The news comes on a day when ICC president elect Sharad Pawar, his wife and daughter were revealed to have a stake in a company that was allegedly a member of the bidding consortium. Pawar is a senior minister in the federal government and his daughter an MP; both have come under severe criticism through the day for not revealing their stake in the company when the controversy first broke in April.
The controversy surrounds the potential for conflict of interest; it has already claimed the job of Pawar's former cabinet colleague Shashi Tharoor, and questions have been raised over the dual roles of the BCCI secretary N Srinivasan, whose company India Cements owns the Chennai Super Kings franchise.
Amin's statement came in response to a statement by Lalit Modi, the suspended IPL chairman, that Amin had been involved in an attempt to acquire a new IPL franchise. Amin, who was appointed interim chairman on Modi's suspension, said he would not have invested without the Indian board's permission had he been successful at the auction.

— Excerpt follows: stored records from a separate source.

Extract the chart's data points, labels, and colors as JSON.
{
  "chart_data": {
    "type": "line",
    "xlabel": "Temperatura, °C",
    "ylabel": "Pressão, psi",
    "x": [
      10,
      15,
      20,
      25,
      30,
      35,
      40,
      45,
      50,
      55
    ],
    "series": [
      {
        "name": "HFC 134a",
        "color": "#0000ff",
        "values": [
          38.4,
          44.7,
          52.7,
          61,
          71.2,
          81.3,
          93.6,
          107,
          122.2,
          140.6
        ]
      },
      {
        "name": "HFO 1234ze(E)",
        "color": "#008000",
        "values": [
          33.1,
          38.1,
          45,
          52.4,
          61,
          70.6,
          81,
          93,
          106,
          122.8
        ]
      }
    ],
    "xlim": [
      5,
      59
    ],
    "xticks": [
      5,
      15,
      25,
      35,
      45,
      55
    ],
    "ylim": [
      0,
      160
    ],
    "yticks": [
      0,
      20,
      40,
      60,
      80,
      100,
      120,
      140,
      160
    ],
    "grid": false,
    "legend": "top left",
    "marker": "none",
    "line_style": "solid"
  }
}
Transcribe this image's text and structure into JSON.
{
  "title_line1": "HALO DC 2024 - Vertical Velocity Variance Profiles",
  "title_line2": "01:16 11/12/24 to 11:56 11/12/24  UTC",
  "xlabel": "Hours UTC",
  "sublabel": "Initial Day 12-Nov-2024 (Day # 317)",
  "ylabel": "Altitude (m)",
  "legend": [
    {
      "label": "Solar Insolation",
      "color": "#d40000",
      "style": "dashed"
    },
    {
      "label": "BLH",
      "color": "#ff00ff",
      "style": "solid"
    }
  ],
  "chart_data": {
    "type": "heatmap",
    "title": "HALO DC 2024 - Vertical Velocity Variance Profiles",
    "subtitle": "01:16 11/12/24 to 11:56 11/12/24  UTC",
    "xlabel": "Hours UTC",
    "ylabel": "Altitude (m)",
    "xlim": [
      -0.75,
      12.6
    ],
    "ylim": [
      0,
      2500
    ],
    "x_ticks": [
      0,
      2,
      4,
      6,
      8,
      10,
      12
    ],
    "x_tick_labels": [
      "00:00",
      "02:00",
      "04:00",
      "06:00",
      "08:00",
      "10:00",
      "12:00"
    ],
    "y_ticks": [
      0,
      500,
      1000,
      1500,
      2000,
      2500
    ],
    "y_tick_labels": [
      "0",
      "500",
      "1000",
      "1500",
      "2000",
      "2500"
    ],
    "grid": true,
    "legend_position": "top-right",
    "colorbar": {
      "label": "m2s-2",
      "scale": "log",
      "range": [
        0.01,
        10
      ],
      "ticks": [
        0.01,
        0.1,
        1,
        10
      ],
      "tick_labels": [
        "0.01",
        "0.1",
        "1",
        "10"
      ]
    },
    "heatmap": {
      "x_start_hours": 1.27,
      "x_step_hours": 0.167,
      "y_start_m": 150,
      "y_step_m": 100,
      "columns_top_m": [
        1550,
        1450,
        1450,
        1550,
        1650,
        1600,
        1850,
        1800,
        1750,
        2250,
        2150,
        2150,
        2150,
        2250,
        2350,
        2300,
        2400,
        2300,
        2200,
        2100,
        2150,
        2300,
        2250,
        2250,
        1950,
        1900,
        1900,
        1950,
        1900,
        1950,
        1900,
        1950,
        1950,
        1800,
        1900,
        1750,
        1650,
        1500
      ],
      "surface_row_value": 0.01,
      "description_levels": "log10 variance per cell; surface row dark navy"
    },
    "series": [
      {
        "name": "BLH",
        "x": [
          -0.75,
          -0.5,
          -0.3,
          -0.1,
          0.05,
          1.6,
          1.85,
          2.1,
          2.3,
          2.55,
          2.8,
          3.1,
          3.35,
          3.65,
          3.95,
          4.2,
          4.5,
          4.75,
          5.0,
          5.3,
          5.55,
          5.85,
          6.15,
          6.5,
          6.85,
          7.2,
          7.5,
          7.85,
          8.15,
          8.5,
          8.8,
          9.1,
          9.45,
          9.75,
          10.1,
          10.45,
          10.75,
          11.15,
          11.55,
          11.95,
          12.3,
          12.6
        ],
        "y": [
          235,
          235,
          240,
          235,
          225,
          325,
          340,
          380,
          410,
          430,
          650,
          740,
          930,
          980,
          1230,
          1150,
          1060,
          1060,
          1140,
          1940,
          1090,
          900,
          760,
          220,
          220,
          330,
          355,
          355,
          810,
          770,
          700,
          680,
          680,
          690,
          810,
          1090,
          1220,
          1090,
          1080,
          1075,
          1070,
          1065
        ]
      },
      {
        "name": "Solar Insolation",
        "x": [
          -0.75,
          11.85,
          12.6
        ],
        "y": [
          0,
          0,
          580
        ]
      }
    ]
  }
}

"I was approached by a group of businessmen to join them in the consortium to bid for the Pune franchise," Amin said. "I agreed to invest upto 10% from one of our associate companies.
"Before participating in the bid I wrote a letter to Manohar in this regard and also stated in my letter that further clearance would be taken from BCCI before investing in case the bid was successful. There was therefore total transparency at every step."
The consortium was headed by Aniruddha Deshpande, managing director of City Corporation, a company in which Pawar, his wife, and his daughter Supriya Sule together have a 16% stake. "We received letters of interest from quite a few prospective investors and Glycodin [one of Amin's companies] was one of them," Deshpande told Cricinfo. "The letters were merely to ascertain if the investor would be serious in case the bid was successful."
One of the entities that had sent a letter of interest to Deshpande was the MCA. Ajay Shirke, the MCA's president, explained its involvement in the bid: "We wanted a team for Pune at any cost because we are building a modern stadium which has a huge capital outlay," he said. "The utilisation of the stadium on a sustainable basis would improve if we had an IPL team .
"Mr Deshpande approached us to utilise the MCA stadium which would also help him reduce the costs. We were willing to give it to anyone as long as the person won the bid. In the letter to the City Corporation, we said that the letter was being issued on a non-exclusive basis."